Shortly after taking office, DeSantis bashed vertical integration and the caps on licenses, including likening the system to a cartel. Moving away from vertical integration could involve opening the industry to companies that wouldn’t be responsible for all aspects of the cannabis business. For example, some companies could operate solely as dispensaries or as growers.
But this week, DeSantis appeared to walk back his opposition to those issues, focusing instead on his demand that the Legislature do away with the state’s ban on smokable medical marijuana.
Medical marijuana licenses have sold for tens of millions of dollars, including one transaction in which a license sold for $63 million in cash this month. When asked if doing away with vertical integration would destabilize the market, Oliva replied, “If the question is, would having a more free-market approach destabilize the private market, in particular, the value of these licenses, well, sure, that’s what markets do.”
“If the question is, will it destabilize the market and its ability to bring forth products that are safe and traceable and consistent, I don’t think it will do that. So, yeah, if you put more houses on the market, chances are you’ll have to lower the price of your house,” he concluded.
DeSantis has focused heavily on eliminating the ban on smoking medical marijuana, a prohibition that was included in a 2017 law carrying out the constitutional amendment. A Leon County circuit judge ruled that the smoking ban was unconstitutional, and former Gov. Rick Scott’s administration took the issue to the 1st District Court of Appeal.
The new governor has threatened to drop the appeal if lawmakers don’t eliminate the smoking ban. But Oliva is not keen on allowing patients to smoke marijuana.
“Is one to believe that an 8-year-old child should be smoking marijuana and inhaling smoke into their lungs?

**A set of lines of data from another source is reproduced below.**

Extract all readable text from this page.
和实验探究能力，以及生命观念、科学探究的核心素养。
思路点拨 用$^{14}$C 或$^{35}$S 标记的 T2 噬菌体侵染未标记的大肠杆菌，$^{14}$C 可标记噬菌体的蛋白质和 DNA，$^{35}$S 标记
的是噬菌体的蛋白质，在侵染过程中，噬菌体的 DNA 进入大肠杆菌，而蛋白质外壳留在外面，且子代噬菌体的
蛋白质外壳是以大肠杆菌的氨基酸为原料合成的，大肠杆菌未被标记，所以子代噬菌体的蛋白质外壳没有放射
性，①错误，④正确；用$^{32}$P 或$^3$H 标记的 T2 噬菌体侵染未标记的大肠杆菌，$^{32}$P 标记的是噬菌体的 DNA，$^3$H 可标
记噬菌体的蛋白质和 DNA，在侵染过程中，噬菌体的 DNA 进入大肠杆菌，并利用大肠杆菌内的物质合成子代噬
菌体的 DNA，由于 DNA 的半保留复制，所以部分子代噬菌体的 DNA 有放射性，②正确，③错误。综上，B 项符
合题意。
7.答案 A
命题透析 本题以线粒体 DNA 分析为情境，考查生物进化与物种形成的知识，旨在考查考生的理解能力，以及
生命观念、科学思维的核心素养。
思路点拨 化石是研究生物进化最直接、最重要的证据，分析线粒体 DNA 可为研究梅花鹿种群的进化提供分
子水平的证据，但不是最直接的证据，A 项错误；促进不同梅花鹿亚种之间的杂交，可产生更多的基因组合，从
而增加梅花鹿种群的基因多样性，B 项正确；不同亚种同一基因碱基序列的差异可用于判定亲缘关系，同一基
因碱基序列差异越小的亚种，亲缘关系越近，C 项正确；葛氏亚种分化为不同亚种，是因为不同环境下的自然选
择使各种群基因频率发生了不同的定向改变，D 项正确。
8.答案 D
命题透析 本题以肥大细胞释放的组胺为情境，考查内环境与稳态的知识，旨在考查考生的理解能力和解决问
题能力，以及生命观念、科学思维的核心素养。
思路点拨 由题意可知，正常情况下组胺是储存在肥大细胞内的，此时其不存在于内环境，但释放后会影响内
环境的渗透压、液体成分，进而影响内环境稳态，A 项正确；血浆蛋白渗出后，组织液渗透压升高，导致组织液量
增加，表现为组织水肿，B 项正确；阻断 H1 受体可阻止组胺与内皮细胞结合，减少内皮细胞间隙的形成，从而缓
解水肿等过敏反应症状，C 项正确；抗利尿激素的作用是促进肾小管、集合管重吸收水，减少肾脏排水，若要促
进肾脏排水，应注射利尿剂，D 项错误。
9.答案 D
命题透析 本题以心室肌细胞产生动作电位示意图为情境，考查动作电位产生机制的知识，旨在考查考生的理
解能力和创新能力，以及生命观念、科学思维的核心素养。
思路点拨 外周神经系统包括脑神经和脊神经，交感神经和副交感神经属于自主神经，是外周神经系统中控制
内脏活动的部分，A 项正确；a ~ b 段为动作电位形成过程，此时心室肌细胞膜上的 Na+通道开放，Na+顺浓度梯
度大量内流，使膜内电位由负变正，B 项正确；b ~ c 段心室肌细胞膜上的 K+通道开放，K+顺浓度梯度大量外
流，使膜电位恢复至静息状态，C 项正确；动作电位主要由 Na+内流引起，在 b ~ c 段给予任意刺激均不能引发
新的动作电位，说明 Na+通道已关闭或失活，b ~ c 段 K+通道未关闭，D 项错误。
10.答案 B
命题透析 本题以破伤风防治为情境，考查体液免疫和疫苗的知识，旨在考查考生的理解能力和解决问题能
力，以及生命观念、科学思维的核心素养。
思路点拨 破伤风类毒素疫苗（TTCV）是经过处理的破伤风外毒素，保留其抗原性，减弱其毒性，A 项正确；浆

I’ve been in the smoke business my entire life, and I’ve never heard anyone say it’s good for you,” he said.
The speaker indicated he thinks the push to allow smoking is part of an effort to open the door to legalizing recreational marijuana.
“Is medicine a façade and a masquerade for recreational marijuana? If it is, that won’t be very supported by the House. If we really want to look at marijuana, and what ailments it can truly relieve and people it can actually benefit, then that’s what we’re looking at,” Oliva said.